This is my version of a traditional Nicoise Salad, which is typically prepared using canned tuna, tomatoes, hardboiled eggs and anchovies. I decided to switch out the canned tuna for fresh, sushi-grade yellowfin tuna that I coated with sesame seeds and seared. Green beans, which are also commonly used, were replaced with cannellini beans. Oh, and the dressing. Typically the dressing is a very light olive oil/lemon mixture. I decided on using my homemade Ponzu Sauce, jazzed up a bit with a touch of dijon! You can click the link above for my Ponzu Sauce or see below for ingredients:
- 1/2 C soy sauce
- juice from one orange
- juice from one small lemon
- 1 TBLS Sushi Chef Baycliff mirin
- 2 tsp sesame oil
If you are local to Charlotte, head on over to The Carolina Meat & Fish Co. and grab your sushi-grade tuna and tuxedo sesame seeds and let’s get our salad on! Click here to check us out preparing this live on Facebook! This salad is so refreshing and so perfect for the summer. I have a feeling though, that I will be making it all year-round!
Allow your tuna to sit out for a little bit while you are prepping the other ingredients. I made my life easier and bought a small bag of yellow potatoes that I could steam in the microwave (highly recommend by the way). Steam in microwave for a few minutes less than package directions…you want the potatoes to be cooked, but also firm enough to slice and hold together. In a small bowl, combine the two tablespoons of olive oil with the fresh thyme and salt and pepper. Slice the potatoes into thick slices. Add to bowl and toss gently. Set aside.
In a large bowl or platter, lay down your chopped romaine. Sprinkle all over with the halved cherry tomatoes and thinly sliced red onions. Top with the sliced hardboiled eggs and olives. Place the beans on one edge of the bowl or platter.
Heat a tablespoons of olive oil in cast iron pan on medium-high. Squeeze the lemon on all sides of the tuna steaks and coat with sesame seeds. Sear each side for about three minutes. You are just looking to toast the sesame seeds and create a nice sear on the outside edge of the tuna. If you wish, you can sear a bit longer, if you do not like the cool center.
Remove tuna and slice into long pieces. Spread the potatoes over the salad then top with the seared tuna.
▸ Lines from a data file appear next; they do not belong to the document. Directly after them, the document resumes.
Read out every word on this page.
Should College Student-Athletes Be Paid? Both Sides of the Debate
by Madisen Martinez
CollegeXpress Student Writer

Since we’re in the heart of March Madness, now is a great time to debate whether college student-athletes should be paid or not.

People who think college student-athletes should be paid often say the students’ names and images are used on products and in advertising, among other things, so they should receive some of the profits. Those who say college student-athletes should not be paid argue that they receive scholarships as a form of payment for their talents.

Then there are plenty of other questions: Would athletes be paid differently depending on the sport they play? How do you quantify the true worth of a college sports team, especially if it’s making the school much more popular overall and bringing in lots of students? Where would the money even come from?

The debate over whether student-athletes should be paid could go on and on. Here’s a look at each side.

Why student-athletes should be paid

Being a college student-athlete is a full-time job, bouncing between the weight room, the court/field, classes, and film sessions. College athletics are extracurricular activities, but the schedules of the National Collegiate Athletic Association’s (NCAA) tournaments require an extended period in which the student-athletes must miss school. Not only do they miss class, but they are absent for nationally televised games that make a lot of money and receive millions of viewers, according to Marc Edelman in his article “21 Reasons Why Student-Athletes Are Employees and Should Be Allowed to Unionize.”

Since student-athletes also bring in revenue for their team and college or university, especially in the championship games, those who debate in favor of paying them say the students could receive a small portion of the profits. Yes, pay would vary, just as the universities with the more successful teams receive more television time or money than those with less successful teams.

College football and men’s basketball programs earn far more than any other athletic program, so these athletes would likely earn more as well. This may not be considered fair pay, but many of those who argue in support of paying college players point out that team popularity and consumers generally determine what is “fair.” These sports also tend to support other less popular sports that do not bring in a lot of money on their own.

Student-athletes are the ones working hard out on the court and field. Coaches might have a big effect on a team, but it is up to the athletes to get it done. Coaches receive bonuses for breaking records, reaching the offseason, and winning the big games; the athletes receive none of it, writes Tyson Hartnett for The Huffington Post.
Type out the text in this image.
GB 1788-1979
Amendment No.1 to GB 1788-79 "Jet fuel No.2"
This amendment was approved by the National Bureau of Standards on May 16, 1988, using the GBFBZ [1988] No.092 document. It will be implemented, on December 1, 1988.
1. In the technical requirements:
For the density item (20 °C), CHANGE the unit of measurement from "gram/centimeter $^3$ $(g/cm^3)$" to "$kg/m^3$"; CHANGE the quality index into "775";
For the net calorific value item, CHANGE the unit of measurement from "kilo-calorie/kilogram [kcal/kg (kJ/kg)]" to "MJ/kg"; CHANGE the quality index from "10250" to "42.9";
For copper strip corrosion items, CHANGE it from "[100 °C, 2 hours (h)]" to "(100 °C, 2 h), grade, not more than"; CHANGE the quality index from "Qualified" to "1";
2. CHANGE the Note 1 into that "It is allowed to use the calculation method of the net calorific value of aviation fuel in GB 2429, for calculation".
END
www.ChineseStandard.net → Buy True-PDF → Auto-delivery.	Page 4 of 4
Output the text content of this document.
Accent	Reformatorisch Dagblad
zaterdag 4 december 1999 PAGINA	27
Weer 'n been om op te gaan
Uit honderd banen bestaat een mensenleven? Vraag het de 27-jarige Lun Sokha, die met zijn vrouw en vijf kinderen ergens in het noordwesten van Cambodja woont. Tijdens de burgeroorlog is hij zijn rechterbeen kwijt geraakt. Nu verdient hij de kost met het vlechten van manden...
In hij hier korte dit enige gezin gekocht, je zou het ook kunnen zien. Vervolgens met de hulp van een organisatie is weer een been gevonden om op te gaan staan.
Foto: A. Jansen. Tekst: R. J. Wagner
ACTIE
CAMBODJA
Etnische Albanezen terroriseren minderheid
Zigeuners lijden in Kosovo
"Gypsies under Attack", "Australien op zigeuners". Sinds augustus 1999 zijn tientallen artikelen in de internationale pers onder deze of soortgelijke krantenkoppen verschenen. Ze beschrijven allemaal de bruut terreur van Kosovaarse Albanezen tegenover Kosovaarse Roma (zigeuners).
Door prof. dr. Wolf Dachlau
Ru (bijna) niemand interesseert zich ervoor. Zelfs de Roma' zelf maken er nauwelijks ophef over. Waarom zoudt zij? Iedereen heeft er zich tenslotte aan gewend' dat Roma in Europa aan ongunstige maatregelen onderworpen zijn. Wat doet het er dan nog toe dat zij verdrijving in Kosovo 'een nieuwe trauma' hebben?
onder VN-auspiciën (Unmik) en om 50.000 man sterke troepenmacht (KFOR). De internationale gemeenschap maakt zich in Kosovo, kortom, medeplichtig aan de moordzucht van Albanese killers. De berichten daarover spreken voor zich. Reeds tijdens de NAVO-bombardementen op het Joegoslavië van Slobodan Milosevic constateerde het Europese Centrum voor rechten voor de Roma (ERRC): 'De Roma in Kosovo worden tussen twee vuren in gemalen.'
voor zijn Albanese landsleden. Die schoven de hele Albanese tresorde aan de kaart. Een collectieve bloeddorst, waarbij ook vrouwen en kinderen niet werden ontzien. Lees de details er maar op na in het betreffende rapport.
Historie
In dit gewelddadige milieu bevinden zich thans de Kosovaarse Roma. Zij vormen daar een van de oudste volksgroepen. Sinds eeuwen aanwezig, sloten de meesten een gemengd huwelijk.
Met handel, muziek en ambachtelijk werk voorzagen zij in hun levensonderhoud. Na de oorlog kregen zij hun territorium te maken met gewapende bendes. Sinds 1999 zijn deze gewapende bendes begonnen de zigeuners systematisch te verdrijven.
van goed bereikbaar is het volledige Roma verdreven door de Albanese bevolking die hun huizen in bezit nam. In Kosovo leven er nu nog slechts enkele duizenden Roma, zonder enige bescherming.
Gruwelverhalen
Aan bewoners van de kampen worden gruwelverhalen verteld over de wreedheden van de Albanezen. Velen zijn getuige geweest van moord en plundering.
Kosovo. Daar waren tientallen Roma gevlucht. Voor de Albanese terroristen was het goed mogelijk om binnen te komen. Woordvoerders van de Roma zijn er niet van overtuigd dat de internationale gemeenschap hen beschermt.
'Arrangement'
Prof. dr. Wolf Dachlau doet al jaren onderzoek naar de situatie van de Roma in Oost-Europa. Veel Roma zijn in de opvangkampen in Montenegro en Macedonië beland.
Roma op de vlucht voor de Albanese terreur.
As the tuna is searing you can make the dressing. Combine in a bowl, all of the ingredients above for the Ponzu Sauce, with the dijon mustard and the remaining tablespoon of olive oil. Taste. You may want to add the other half of the lemon juice. Mix well and pour over salad. You may or may not use all of the dressing. ENJOY my take on a traditional Nicoise Salad.